A casual question thrown out to a few people this week: what public issue was uppermost in their minds? No, it was not tax individualisation (forgotten already?), fears about the peace process (in denial?), or teacher accountability (given up?). It was planning, oddly enough. "It's a vague unease about that whole Spencer Dock thing," said one. "I just hope the right decision will be made."
My straw poll respondents are not, they admit, sufficiently au fait with computer models or the site area to be sure what the "right decision" should be. But they know enough to be queasy about a process that involves a public property, a billion pounds, and some self-regarding aesthetes who compare a US-based architect with the giants of Irish literature.
The oral hearing down at the Gresham Hotel in Dublin could be a fine diversion. There is the Biblical theme, the scenic tour, the literary references, the glimpse of Hollywood. First we had David v Goliath which became Goliath v Goliath, with the surreal intervention of Dermot Desmond. We imagined ourselves living at the foot of the Grand Canyon or "the Cliffs of Moher with windows"; saw our hero-architect posited as the equal of Joyce or Heaney (though "not even Heaney would say that every poem he wrote was of award-winning status", declared one iconoclast).
But this is no mere diversion. A local resident and father of two, who feared the scheme's size would lead to "a sense of being walled in", said he was placing his fears and feelings in the hands of the board's inspectors and the developers. In making his plea, the man touched a chord in anyone who ever watched helplessly as a motorway materialised within yards of his home or a nightclub opened across the road or a 400-house development threatened to swamp their village.
"This is the future," said Harry Crosbie on the Late Late Show last year, about the Spencer Dock proposals, "that's what people are afraid of." But he missed the point by a mile. People have every reason to be afraid of the "future". They've already seen it.
It affronts them every day in the shape of the Wood Quay bunkers, the ESB offices, the modern apartments soon-to-be-slums, the out-of-town shopping monoliths, the ruined glens, the housing developments cheek by jowl with ancient town walls, the holiday homes that blight every seaside town. The problem for Harry Crosbie and his partners is that ordinary people don't trust developers. Heck, even Dermot Desmond doesn't trust developers.
Referring to the non-appearance - surprise, surprise - of the museums, the marina, the public park and the cinema that featured in the original plans for the International Financial Services Centre and were supposed to make it a vibrant social and cultural area, Mr Desmond said: "Come to the IFSC in the evenings after 7 p.m. or at the weekends and it is dead. What the developers say they will do and that they actually deliver is entirely different."
The result is that people have learned the hard way to be suspicious, to think for themselves, to not be cowed by a lack of planning qualifications, or money, or political clout. The people of Kilcock rebelled against a housing development, not because they were afraid of the future but because they wanted the promised infrastructure to come first.

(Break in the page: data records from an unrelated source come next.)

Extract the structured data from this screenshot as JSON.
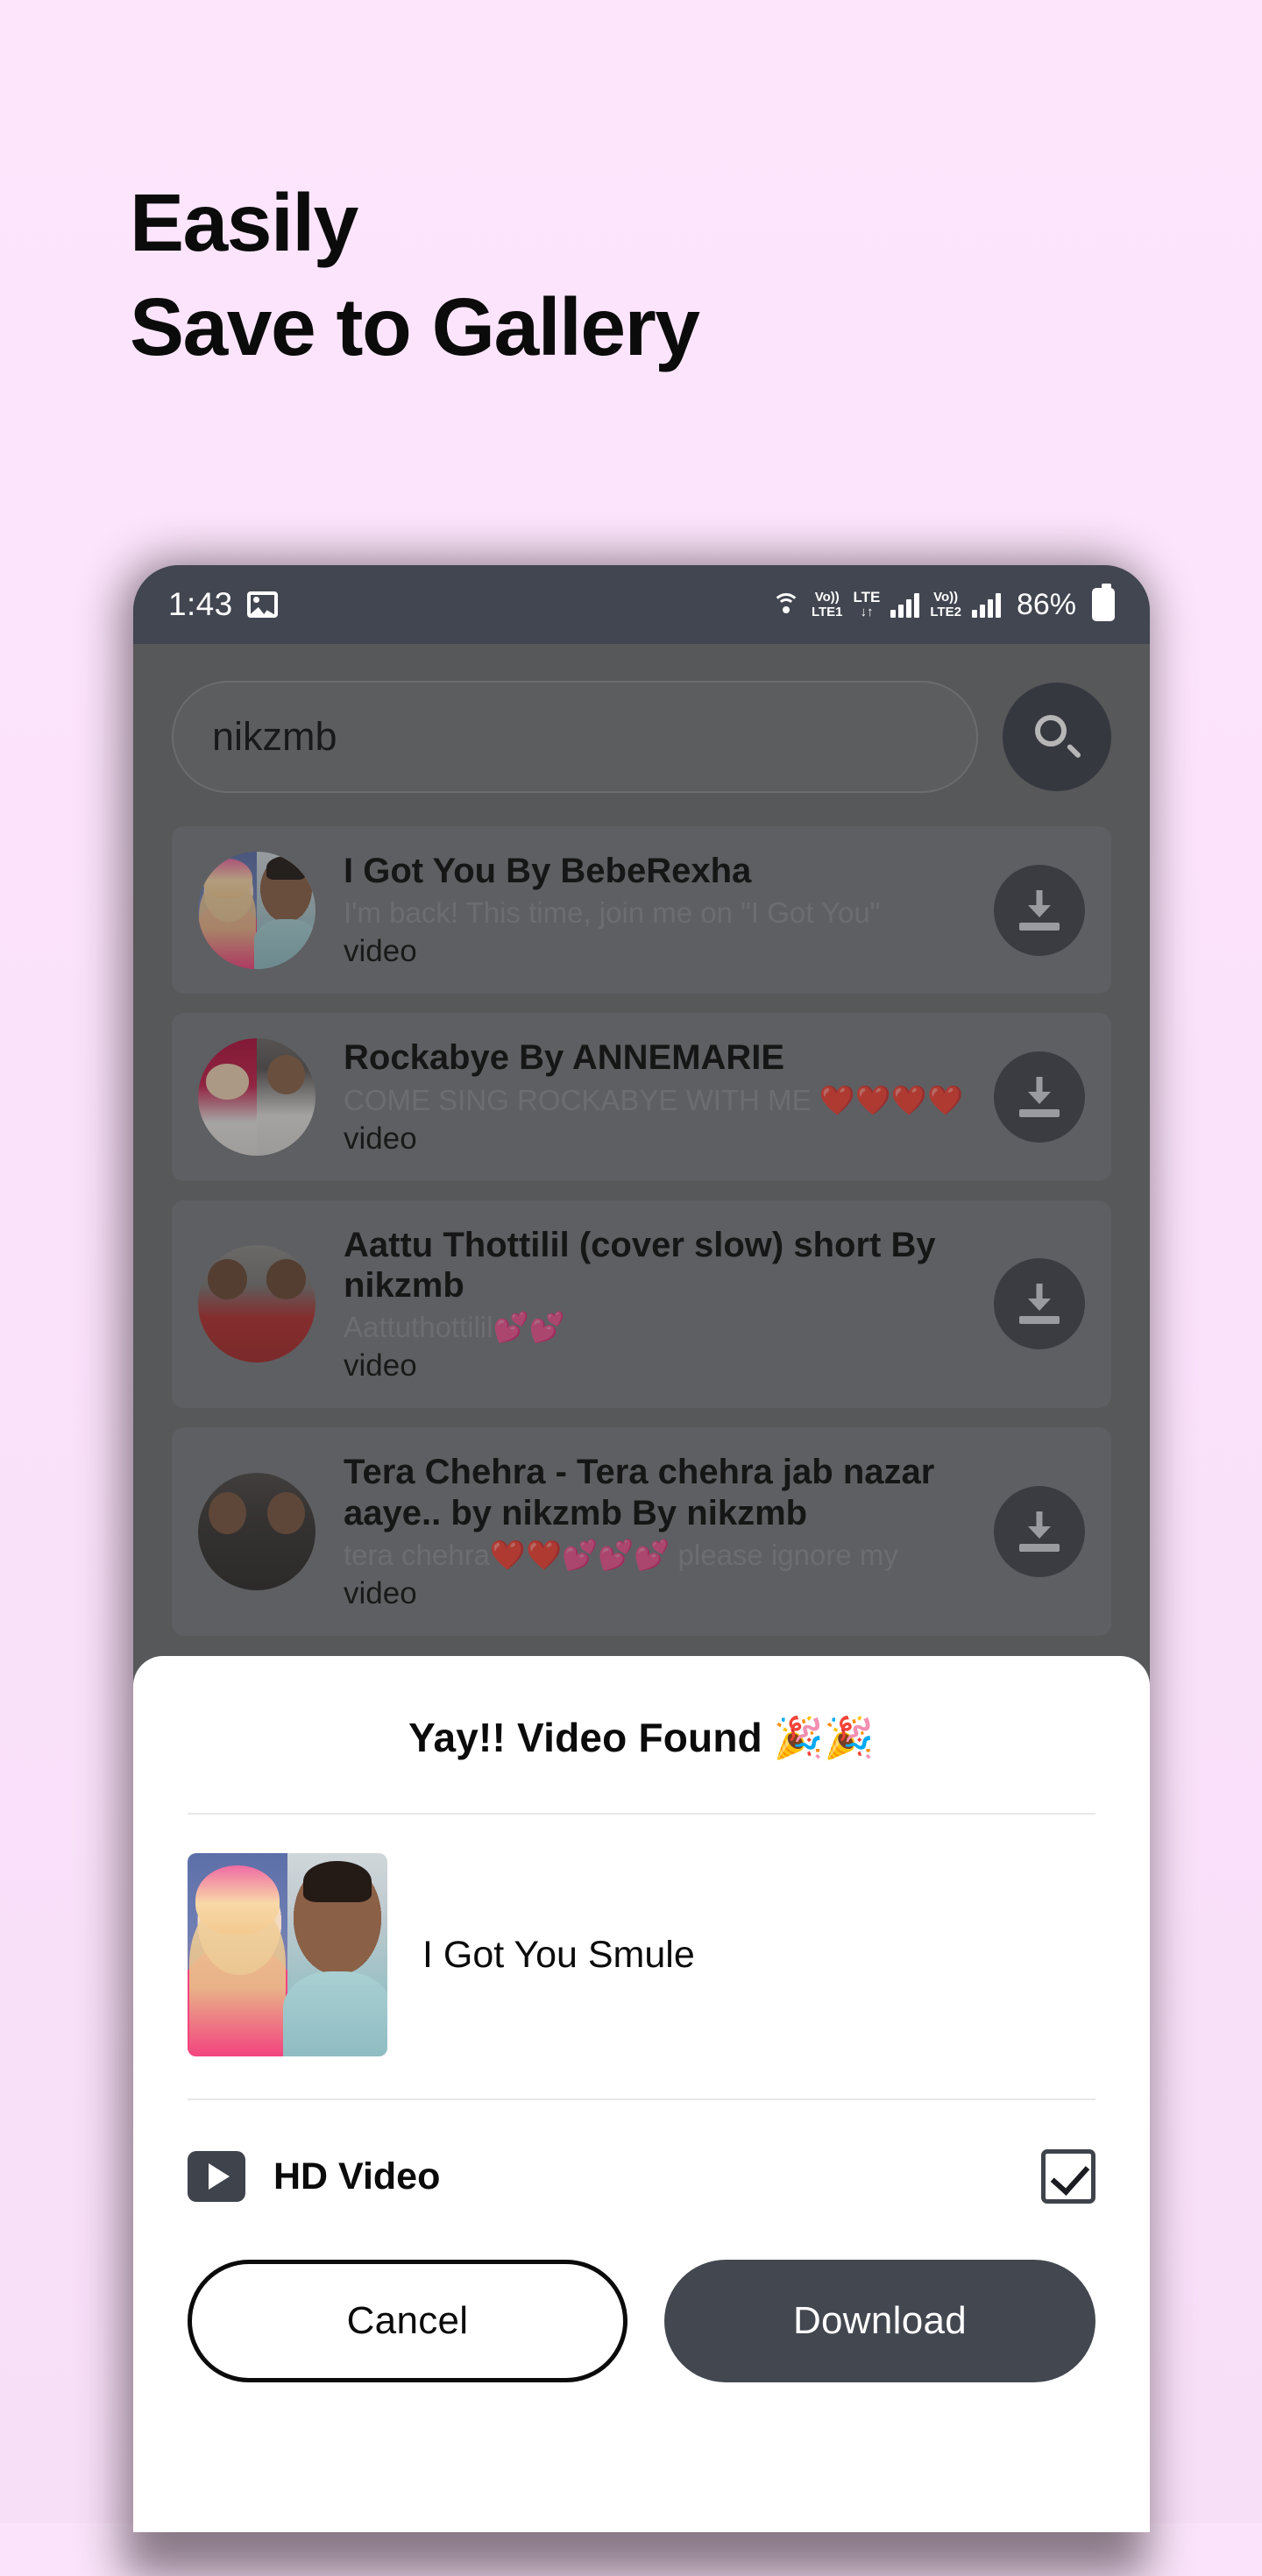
{
  "promo": {
    "headline": "Easily\nSave to Gallery",
    "background_color": "#fbe4fb"
  },
  "statusbar": {
    "time": "1:43",
    "gallery_icon": "gallery-icon",
    "wifi_icon": "wifi-icon",
    "volte1_label_a": "Vo))",
    "volte1_label_b": "LTE1",
    "lte_label": "LTE",
    "lte_sub": "↓↑",
    "volte2_label_a": "Vo))",
    "volte2_label_b": "LTE2",
    "battery_percent": "86%",
    "battery_icon": "battery-icon"
  },
  "search": {
    "value": "nikzmb",
    "placeholder": "nikzmb",
    "button_icon": "search-icon"
  },
  "results": [
    {
      "title": "I Got You By BebeRexha",
      "subtitle": "I'm back! This time, join me on \"I Got You\"",
      "kind": "video",
      "download_icon": "download-icon",
      "avatar_left": "p-blonde",
      "avatar_right": "p-man"
    },
    {
      "title": "Rockabye By ANNEMARIE",
      "subtitle": "COME SING ROCKABYE WITH ME ❤️❤️❤️❤️",
      "kind": "video",
      "download_icon": "download-icon",
      "avatar_left": "p-red",
      "avatar_right": "p-gray"
    },
    {
      "title": "Aattu Thottilil (cover slow) short By nikzmb",
      "subtitle": "Aattuthottilil💕💕",
      "kind": "video",
      "download_icon": "download-icon",
      "avatar_left": "p-room",
      "avatar_right": "p-room"
    },
    {
      "title": "Tera Chehra - Tera chehra jab nazar aaye.. by nikzmb By nikzmb",
      "subtitle": "tera chehra❤️❤️💕💕💕 please ignore my",
      "kind": "video",
      "download_icon": "download-icon",
      "avatar_left": "p-dark",
      "avatar_right": "p-dark"
    }
  ],
  "sheet": {
    "title": "Yay!!  Video Found  🎉🎉",
    "found_video_name": "I Got You Smule",
    "thumbnail_left": "p-blonde",
    "thumbnail_right": "p-man",
    "option_label": "HD Video",
    "option_icon": "play-video-icon",
    "option_checked": true,
    "cancel_label": "Cancel",
    "download_label": "Download",
    "accent_dark": "#434750"
  }
}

And this week, people power finally saw off plans for a visitor centre at Mullaghmore, in the Burren National Park. The Office of Public Works' proposal posed "an unacceptable risk to the conservation of natural habitats and species" in an area of international botanical importance, determined An Bord Pleanala. But who now remembers when the OPW needed no environmental impact assessments or planning permission for any of its activities? Or that it was the Burren Action Group which forced the State agency into the High Court, producing a judgment that finally made it bend to the Planning Acts?
The irony is that just as people are learning to square up to developers and planners, spurred on by the gunk seeping from the Flood tribunal, they are confronted with a new Planning Bill which will limit a citizen's right to object to such developments. Soon, anyone who wants to object to a planning application will face a mandatory charge of around £20.

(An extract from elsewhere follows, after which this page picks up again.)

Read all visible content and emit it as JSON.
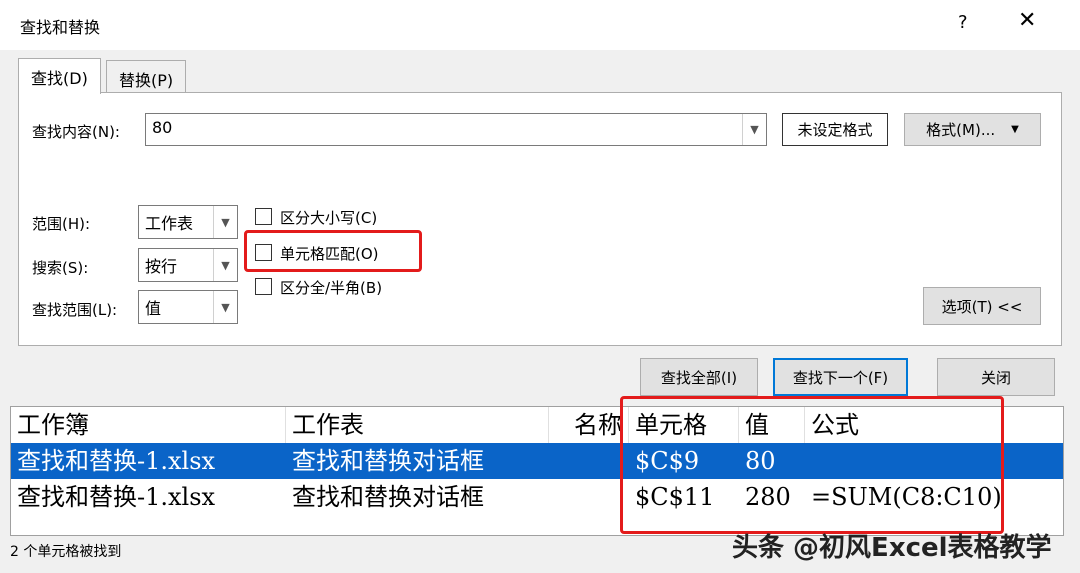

You will not be able to appeal to An Bord Pleanala unless you have previously commented locally on the application and paid the fee. And you may not request a judicial review of a decision unless you can show a substantial "interest". So if you're poor and powerless anyway, or happen to be a fan of An Taisce (which claims it could be drummed out of business within two months), here's something to keep you on your toes.
And the reason? To cut down on those pesky objections and appeals filed by the public which cause those endless planning delays. But do they? According to planning and development consultant William K. Nowlan, a 66 per cent increase in planning applications over the past five years has virtually the same number of planners to process them.
In one planning authority with a permanent complement of 19 qualified planners, three jobs are vacant and 10 occupied by staff with fewer than six months' experience. This, says Nowlan, is not unusual. Meanwhile, Duchas, the heritage service responsible for issuing archaeological licences (a legal requirement for developers seeking to build near a historic site), said this week it has two people processing about 1,100 applications a year. So swamped has it been, according to its chief archaeologist, that it was "issuing licences on the blind".
Then again, if you think this is just more chattering classes hooey when all you want is a nice place to live, here's a thought. Whatever your view of (some) architects and planners, at least they're trained for the job. Yet only a few local authorities bother to employ an architect; some don't even have a planner on the staff. Kill off the likes of An Taisce and other environmental groups, and what are we left with?